CIF: Small: Signal Recovery Beyond Minimization: A Monotone Inclusion Framework
North Carolina State University, Raleigh NC
Investigators
Abstract
The problem of extracting information from data is at the core of many tasks in signal processing and machine learning. The importance of this problem stems from its pervasiveness in numerous areas of science and engineering, including medical imaging, geophysics, astronomy, forecasting, nondestructive testing, seismology, telecommunications, social media analysis, speech analysis, healthcare, and homeland security. This project investigates foundational principles governing the mathematical formulation of signal recovery and machine learning problems and develops new strategies and methodologies for data processing that significantly improve the efficiency of existing techniques and broadens their scope. The most prevalent methodology that has been used to formulate information-extraction tasks has been to associate a loss function with each piece of prior knowledge and each observation, and to minimize an aggregate of these functions. In recent years, an increasing number of problem formulations have emerged, which cannot be naturally reduced to tractable minimization problems and which are best captured by more general notions of equilibria.
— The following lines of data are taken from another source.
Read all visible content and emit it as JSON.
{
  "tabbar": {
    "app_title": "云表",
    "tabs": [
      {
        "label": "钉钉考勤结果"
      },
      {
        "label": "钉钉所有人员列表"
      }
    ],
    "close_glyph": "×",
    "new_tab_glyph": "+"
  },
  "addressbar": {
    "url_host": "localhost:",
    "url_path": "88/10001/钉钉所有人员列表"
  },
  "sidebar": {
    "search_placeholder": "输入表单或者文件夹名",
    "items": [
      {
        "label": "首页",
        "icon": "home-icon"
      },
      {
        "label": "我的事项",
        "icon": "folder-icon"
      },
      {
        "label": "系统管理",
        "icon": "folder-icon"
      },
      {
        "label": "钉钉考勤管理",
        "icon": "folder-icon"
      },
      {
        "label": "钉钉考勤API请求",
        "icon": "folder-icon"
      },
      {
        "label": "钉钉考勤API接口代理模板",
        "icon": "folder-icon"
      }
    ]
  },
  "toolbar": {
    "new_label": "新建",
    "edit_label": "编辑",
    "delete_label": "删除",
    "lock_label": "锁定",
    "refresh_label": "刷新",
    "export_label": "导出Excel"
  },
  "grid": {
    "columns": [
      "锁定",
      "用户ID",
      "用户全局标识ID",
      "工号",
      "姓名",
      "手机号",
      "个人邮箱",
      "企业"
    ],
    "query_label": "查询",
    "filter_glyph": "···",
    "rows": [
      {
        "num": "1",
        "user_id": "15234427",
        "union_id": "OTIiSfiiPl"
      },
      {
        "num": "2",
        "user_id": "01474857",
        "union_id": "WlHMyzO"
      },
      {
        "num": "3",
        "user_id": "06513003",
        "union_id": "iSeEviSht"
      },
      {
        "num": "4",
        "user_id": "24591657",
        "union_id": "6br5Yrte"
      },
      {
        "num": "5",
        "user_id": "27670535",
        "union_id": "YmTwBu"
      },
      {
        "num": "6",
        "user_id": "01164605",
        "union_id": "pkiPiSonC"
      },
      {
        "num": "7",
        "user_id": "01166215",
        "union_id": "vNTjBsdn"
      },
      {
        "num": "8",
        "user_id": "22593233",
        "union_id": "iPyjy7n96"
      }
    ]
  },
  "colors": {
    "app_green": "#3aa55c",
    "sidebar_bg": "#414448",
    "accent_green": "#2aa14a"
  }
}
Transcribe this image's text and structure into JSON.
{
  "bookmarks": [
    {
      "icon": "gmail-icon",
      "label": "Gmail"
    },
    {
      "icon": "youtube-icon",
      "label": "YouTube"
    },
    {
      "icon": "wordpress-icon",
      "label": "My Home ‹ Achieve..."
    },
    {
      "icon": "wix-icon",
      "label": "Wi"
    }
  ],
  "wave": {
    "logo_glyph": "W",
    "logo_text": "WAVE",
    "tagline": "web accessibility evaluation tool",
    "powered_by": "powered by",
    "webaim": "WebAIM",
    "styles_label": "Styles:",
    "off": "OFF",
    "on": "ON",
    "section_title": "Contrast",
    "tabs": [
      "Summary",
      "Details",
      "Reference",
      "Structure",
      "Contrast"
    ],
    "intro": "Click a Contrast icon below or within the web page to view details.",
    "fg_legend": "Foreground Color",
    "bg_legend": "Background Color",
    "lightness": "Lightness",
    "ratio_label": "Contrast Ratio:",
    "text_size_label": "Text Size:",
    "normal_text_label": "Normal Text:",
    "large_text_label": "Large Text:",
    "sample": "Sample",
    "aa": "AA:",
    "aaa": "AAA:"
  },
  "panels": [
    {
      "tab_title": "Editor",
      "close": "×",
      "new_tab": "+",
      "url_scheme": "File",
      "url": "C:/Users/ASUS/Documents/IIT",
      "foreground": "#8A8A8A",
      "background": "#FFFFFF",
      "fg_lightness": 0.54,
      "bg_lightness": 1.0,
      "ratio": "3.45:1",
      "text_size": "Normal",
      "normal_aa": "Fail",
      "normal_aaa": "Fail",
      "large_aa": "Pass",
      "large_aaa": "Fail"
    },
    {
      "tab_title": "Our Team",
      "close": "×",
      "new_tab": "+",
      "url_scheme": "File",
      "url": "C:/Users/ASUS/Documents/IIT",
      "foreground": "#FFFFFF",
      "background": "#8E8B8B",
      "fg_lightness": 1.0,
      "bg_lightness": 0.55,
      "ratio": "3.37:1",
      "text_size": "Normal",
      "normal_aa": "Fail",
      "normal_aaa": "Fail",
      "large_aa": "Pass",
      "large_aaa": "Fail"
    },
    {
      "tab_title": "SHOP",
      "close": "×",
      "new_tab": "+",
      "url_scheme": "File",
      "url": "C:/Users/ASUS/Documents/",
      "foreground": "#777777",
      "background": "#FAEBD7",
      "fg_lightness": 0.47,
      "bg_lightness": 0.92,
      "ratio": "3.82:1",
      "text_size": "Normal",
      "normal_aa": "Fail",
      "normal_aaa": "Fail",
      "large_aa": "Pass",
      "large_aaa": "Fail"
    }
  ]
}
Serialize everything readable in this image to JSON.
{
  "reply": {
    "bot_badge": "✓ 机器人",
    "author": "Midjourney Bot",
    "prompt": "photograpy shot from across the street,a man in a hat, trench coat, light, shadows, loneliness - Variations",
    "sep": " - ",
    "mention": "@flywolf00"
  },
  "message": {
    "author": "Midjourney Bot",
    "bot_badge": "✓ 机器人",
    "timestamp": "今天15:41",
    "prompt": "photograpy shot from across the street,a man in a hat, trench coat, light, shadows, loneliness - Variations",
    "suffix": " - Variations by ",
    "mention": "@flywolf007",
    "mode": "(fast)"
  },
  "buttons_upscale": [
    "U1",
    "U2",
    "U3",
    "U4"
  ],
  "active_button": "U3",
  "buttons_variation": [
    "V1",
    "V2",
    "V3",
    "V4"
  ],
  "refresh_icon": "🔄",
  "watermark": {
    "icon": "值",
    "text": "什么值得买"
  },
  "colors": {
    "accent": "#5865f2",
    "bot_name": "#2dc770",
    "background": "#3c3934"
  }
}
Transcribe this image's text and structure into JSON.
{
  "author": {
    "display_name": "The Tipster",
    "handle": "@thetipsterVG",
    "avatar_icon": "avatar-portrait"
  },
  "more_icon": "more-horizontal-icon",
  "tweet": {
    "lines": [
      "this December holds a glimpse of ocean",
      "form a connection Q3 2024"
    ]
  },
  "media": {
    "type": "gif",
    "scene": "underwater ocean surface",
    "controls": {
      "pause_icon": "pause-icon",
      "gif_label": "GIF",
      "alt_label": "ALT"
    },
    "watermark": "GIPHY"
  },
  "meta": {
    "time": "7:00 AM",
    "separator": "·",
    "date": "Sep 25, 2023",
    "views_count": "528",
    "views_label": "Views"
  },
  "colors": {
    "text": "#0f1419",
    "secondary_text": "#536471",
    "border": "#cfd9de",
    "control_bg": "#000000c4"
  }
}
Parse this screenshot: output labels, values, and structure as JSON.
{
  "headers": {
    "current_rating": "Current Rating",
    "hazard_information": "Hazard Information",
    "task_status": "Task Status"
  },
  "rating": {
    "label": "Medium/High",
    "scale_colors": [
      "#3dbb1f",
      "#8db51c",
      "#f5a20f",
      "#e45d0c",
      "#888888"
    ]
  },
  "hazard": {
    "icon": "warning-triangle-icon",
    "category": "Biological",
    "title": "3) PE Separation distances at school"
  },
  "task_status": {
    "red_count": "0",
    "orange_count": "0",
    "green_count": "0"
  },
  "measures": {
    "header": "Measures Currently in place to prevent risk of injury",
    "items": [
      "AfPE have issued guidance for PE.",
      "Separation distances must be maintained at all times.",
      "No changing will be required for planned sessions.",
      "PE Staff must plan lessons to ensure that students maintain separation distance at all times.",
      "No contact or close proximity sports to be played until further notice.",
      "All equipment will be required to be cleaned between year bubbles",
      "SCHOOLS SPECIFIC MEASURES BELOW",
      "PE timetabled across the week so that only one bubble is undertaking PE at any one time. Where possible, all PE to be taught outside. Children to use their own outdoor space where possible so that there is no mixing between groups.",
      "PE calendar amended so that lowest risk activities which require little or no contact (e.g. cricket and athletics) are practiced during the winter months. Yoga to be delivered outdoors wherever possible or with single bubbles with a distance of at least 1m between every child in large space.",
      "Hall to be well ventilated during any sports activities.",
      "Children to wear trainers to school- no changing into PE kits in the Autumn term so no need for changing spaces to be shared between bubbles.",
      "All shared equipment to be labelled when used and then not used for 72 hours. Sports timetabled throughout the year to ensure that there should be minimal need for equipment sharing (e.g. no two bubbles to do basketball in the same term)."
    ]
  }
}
The broad goal of this project is to lay out the theoretical and computational foundations of a framework based on monotone-operator theory to model and aggregate prior knowledge and observations in data processing problems. The proposed framework encompasses the standard minimization setting as well as various forms of equilibria. It exploits the broad modeling capabilities of monotone operators, their rich theory, and the powerful machinery of monotone operator splitting algorithms to provide robust and efficient numerical solution methods. The impact of the theoretical findings and of the new methodologies resulting from this research is illustrated through applications to concrete signal recovery and machine-learning problems. This award reflects NSF's statutory mission and has been deemed worthy of support through evaluation using the Foundation's intellectual merit and broader impacts review criteria.